# ID at Donny.



## SnakeBreeder (Mar 11, 2007)

Before I went to the Donny a few people asked how they would know me so they could pick up their oreders. I said I'd wear a badge with my name on and, by the way, that's a photo of me in the corner of my posts.
Now I spoke to loads of people at the show, many who's names I don't know but see at the shows time after time.
Many of them will be RFUK members but I could not recognise them as such as they had no ID showing their name or RFUK name.
I knew Adsclark, Lexcorn, Neils, Pauline and BossHog from earlier shows. BossHog had her name on her back and I think Lex had a banner? But I'm sure I must have spoke to other RFUK members, who knew who I was by my name tag, but did not let me who they were.
I see from other posts that there were many from RFUK I would have spoken too, or had questions for, if Ihad simply known who they were.
Just wondered if anyone else had problems associaing sellers to their RFUK ID's or had any views on the subject ?


----------



## Layla (Feb 12, 2007)

I had the banner:2thumb:, Ads n Debbie of Procorns were next to me then Lex had her 2 tables at the other side of them. She has a lovely brass plaque but cant rem if she had it @ Donny. 
I didnt have problems but a lot of sellers dont have their 'names' on their tables, I struggled to find someone last year who had no id on their table at all & I had to ask 3 people before I could find them.
But we're not encouraged to 'advertise' incase we look like a buisness I think?

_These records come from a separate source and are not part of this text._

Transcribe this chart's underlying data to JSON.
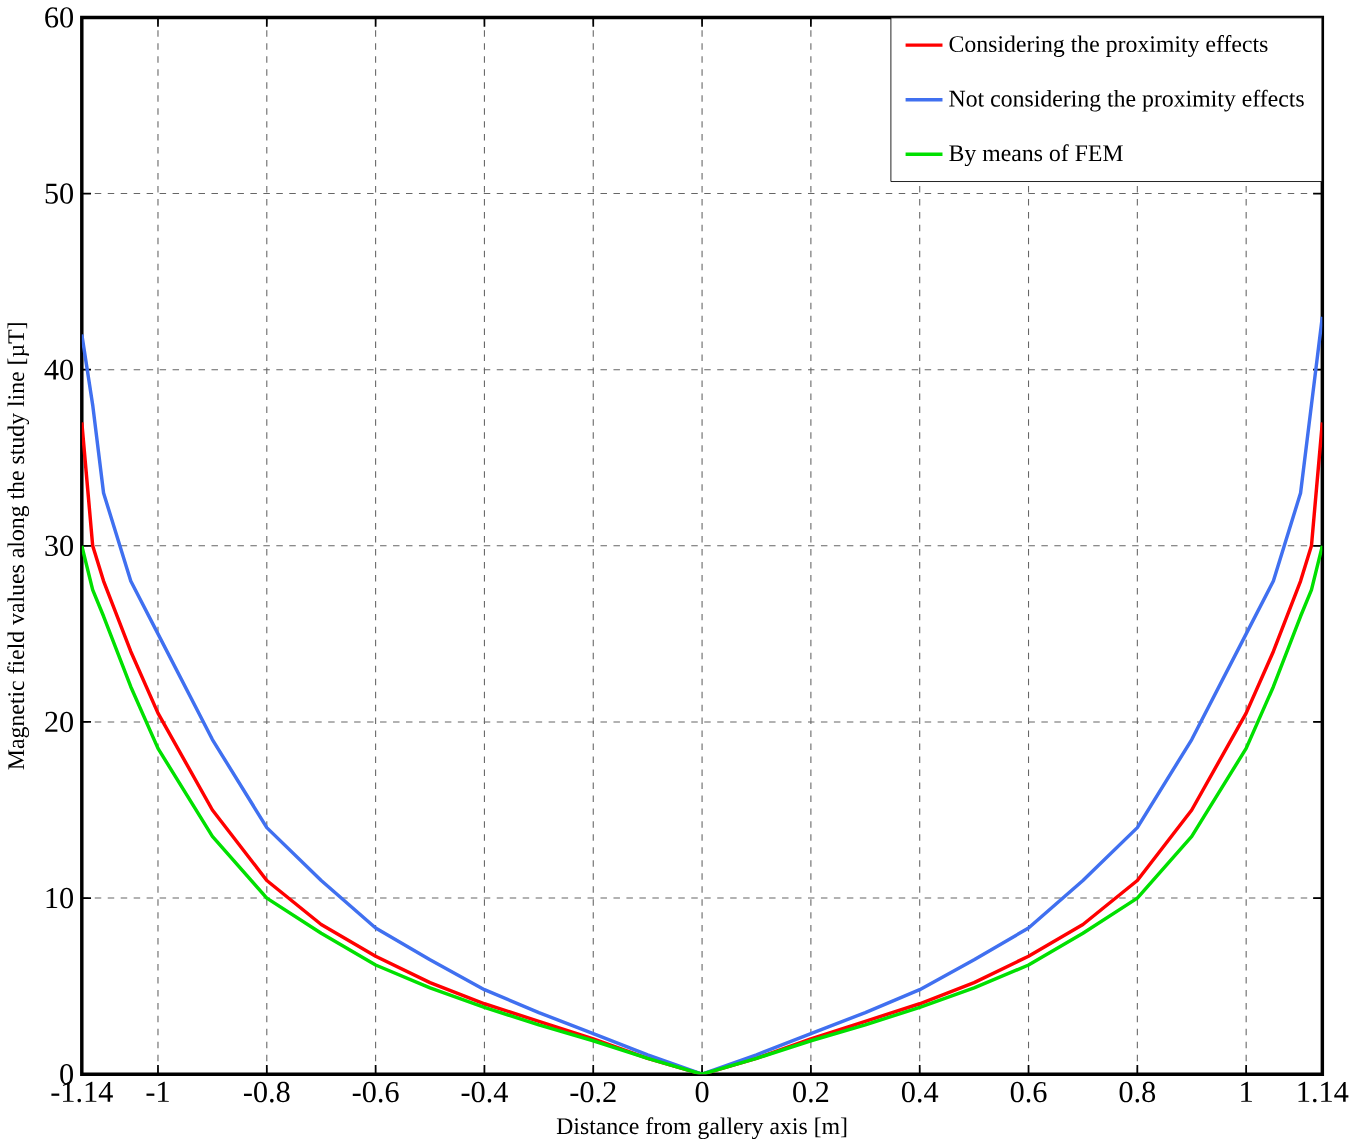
{
  "chart_data": {
    "type": "line",
    "xlabel": "Distance from gallery axis [m]",
    "ylabel": "Magnetic field values along the study line [µT]",
    "xlim": [
      -1.14,
      1.14
    ],
    "ylim": [
      0,
      60
    ],
    "xticks": [
      -1.14,
      -1,
      -0.8,
      -0.6,
      -0.4,
      -0.2,
      0,
      0.2,
      0.4,
      0.6,
      0.8,
      1,
      1.14
    ],
    "yticks": [
      0,
      10,
      20,
      30,
      40,
      50,
      60
    ],
    "grid": true,
    "legend": "top right",
    "line_style": "solid",
    "marker": "none",
    "x": [
      -1.14,
      -1.12,
      -1.1,
      -1.05,
      -1,
      -0.9,
      -0.8,
      -0.7,
      -0.6,
      -0.5,
      -0.4,
      -0.3,
      -0.2,
      -0.1,
      0,
      0.1,
      0.2,
      0.3,
      0.4,
      0.5,
      0.6,
      0.7,
      0.8,
      0.9,
      1,
      1.05,
      1.1,
      1.12,
      1.14
    ],
    "series": [
      {
        "name": "Considering the proximity effects",
        "color": "#ff0000",
        "values": [
          37,
          30,
          28,
          24,
          20.5,
          15,
          11,
          8.5,
          6.7,
          5.2,
          4,
          3,
          2,
          0.9,
          0,
          0.9,
          2,
          3,
          4,
          5.2,
          6.7,
          8.5,
          11,
          15,
          20.5,
          24,
          28,
          30,
          37
        ]
      },
      {
        "name": "Not considering the proximity effects",
        "color": "#4070f0",
        "values": [
          42,
          38,
          33,
          28,
          25,
          19,
          14,
          11,
          8.3,
          6.5,
          4.8,
          3.5,
          2.3,
          1.1,
          0,
          1.1,
          2.3,
          3.5,
          4.8,
          6.5,
          8.3,
          11,
          14,
          19,
          25,
          28,
          33,
          38,
          43
        ]
      },
      {
        "name": "By means of FEM",
        "color": "#00e000",
        "values": [
          30,
          27.5,
          26,
          22,
          18.5,
          13.5,
          10,
          8,
          6.2,
          4.9,
          3.8,
          2.8,
          1.9,
          0.9,
          0,
          0.9,
          1.9,
          2.8,
          3.8,
          4.9,
          6.2,
          8,
          10,
          13.5,
          18.5,
          22,
          26,
          27.5,
          30
        ]
      }
    ]
  }
}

I had a huge banner on the front of my table, contact cards & Clancorns on every box I had n the table but still had to give directions on the phone to a couple of people picking up orders.

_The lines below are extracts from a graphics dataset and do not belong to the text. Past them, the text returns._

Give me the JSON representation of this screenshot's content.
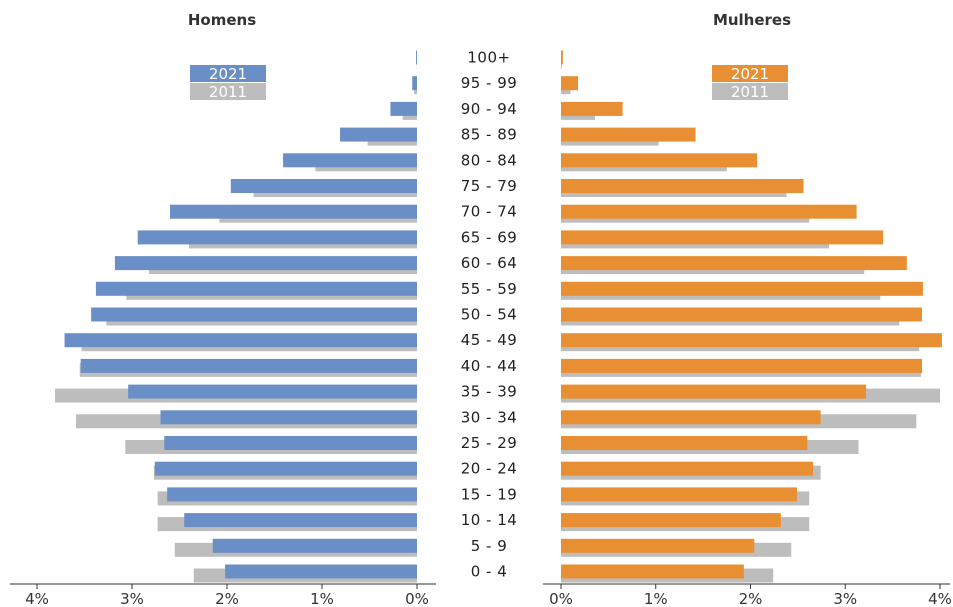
{
  "chart_data": {
    "type": "bar",
    "panels": [
      {
        "title": "Homens",
        "side": "left"
      },
      {
        "title": "Mulheres",
        "side": "right"
      }
    ],
    "categories": [
      "100+",
      "95 - 99",
      "90 - 94",
      "85 - 89",
      "80 - 84",
      "75 - 79",
      "70 - 74",
      "65 - 69",
      "60 - 64",
      "55 - 59",
      "50 - 54",
      "45 - 49",
      "40 - 44",
      "35 - 39",
      "30 - 34",
      "25 - 29",
      "20 - 24",
      "15 - 19",
      "10 - 14",
      "5 - 9",
      "0 - 4"
    ],
    "legend": {
      "year_current": "2021",
      "year_previous": "2011"
    },
    "xlim": [
      0,
      4
    ],
    "ticks": {
      "left": [
        "4%",
        "3%",
        "2%",
        "1%",
        "0%"
      ],
      "right": [
        "0%",
        "1%",
        "2%",
        "3%",
        "4%"
      ]
    },
    "series": [
      {
        "name": "2011",
        "panel": "Homens",
        "color": "#bdbdbd",
        "values": [
          0.0,
          0.03,
          0.15,
          0.52,
          1.07,
          1.72,
          2.08,
          2.4,
          2.82,
          3.06,
          3.27,
          3.53,
          3.55,
          3.81,
          3.59,
          3.07,
          2.77,
          2.73,
          2.73,
          2.55,
          2.35
        ]
      },
      {
        "name": "2021",
        "panel": "Homens",
        "color": "#6a8fc7",
        "values": [
          0.01,
          0.05,
          0.28,
          0.81,
          1.41,
          1.96,
          2.6,
          2.94,
          3.18,
          3.38,
          3.43,
          3.71,
          3.54,
          3.04,
          2.7,
          2.66,
          2.76,
          2.63,
          2.45,
          2.15,
          2.02
        ]
      },
      {
        "name": "2011",
        "panel": "Mulheres",
        "color": "#bdbdbd",
        "values": [
          0.01,
          0.1,
          0.36,
          1.03,
          1.75,
          2.38,
          2.62,
          2.83,
          3.2,
          3.37,
          3.57,
          3.78,
          3.8,
          4.0,
          3.75,
          3.14,
          2.74,
          2.62,
          2.62,
          2.43,
          2.24
        ]
      },
      {
        "name": "2021",
        "panel": "Mulheres",
        "color": "#e88f33",
        "values": [
          0.02,
          0.18,
          0.65,
          1.42,
          2.07,
          2.56,
          3.12,
          3.4,
          3.65,
          3.82,
          3.81,
          4.02,
          3.81,
          3.22,
          2.74,
          2.6,
          2.66,
          2.49,
          2.32,
          2.04,
          1.93
        ]
      }
    ]
  }
}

I wasn't at Kempton but saw the booklet that you got on entry. It had a floor plan & a key with each seller, their table number and what they were selling. I thought it was a great idea!! I appreciate a printed booklet could be expensive unless a lot of sponsorship was sought. Maybe a floor plan in the entrance halls with sellers names on would be a cheaper alternative? 

The tables @ Donny were numbered but they weren't in numerical order. I was 82 and someone next to me was 90 something and a buyer was looking for table 100 and we didnt have a clue where to point them.


----------



## LEXCORN (Feb 9, 2007)

Ya, Layla is quite correct...........

She had the banner 'Clancorns', Adam & Debbie Clarke 'Procorns' had a plaque on their table & Lexcorn brass plaque is no longer on the table, but, on the display in which the corn snake hatchlings are exhibited.

No, there's no chronological order of tables, therefore, it was difficult to advise folks on where someone may be placed in the hall.

Yup, a booklet may be a little expensive to produce but a floor plan on the wall - at the Entrance - would be an excellent idea for both the Public & the Exhibitors!

We always provide I.D. on the hatchling tubs / print leaflets with contact details &, if allowed, will place Business Cards on the tables.

However, I notice that some exhibitors do not provide ANY identification & it never ceases to amaze me how a cheap, kinked, non-feeding animal will be purchased from a table (with no idea who is selling) & the purchaser will complain later that the animal is 'half-dead', but, cannot remember who sold it!

Come on guys..........there's often a reason why there's no I.D. on the tables.

Regards. Lex


----------



## kevchandler (Jul 14, 2008)

It was my first year in having a table booked at the show. I was informed when i booked the table that i had to have all contact details on hand to give to the new owner of any live stock purchassed. I was informed that this was good practice to do. I kept to this as it was in the rules of attending the show. I feel that people will be letting the hobby down by not keeping to simple rules. I like the idea of having a banner for my table so this will be a must for me at any future shows. I did not not have time to walk round to introduce my self to many people as i was stuck on my table all day, i will be more prepared for making time to go round to say hello to people at any future shows i attend.


----------



## SnakeBreeder (Mar 11, 2007)

I think the floor plan idea would be very helpfull as I also had people asking me where certain tables were ( to which I had no idea ).
I think sellers should have name tags also as that helps identify people.
And one I failed on was putting my details on the boxes of snakes I sold. I normally do this but forgot to take the stickers to the show :bash:


----------



## LEXCORN (Feb 9, 2007)

kevchandler said:


> I did not not have time to walk round to introduce my self to many people as i was stuck on my table all day, i will be more prepared for making time to go round to say hello to people at any future shows i attend.


Yup Kevin,

The table reservation does tend to keep you rather busy all day &, unless you take an 'able assistant' with you, there's very little time to allow yourself the opportunity to visit other tables to chat to fellow exhibitors!

Let me know where you are next year & I shall 'pop over' & say hello.

Regards. Lex


----------



## kevchandler (Jul 14, 2008)

I will let you know where im located next year alex.....


----------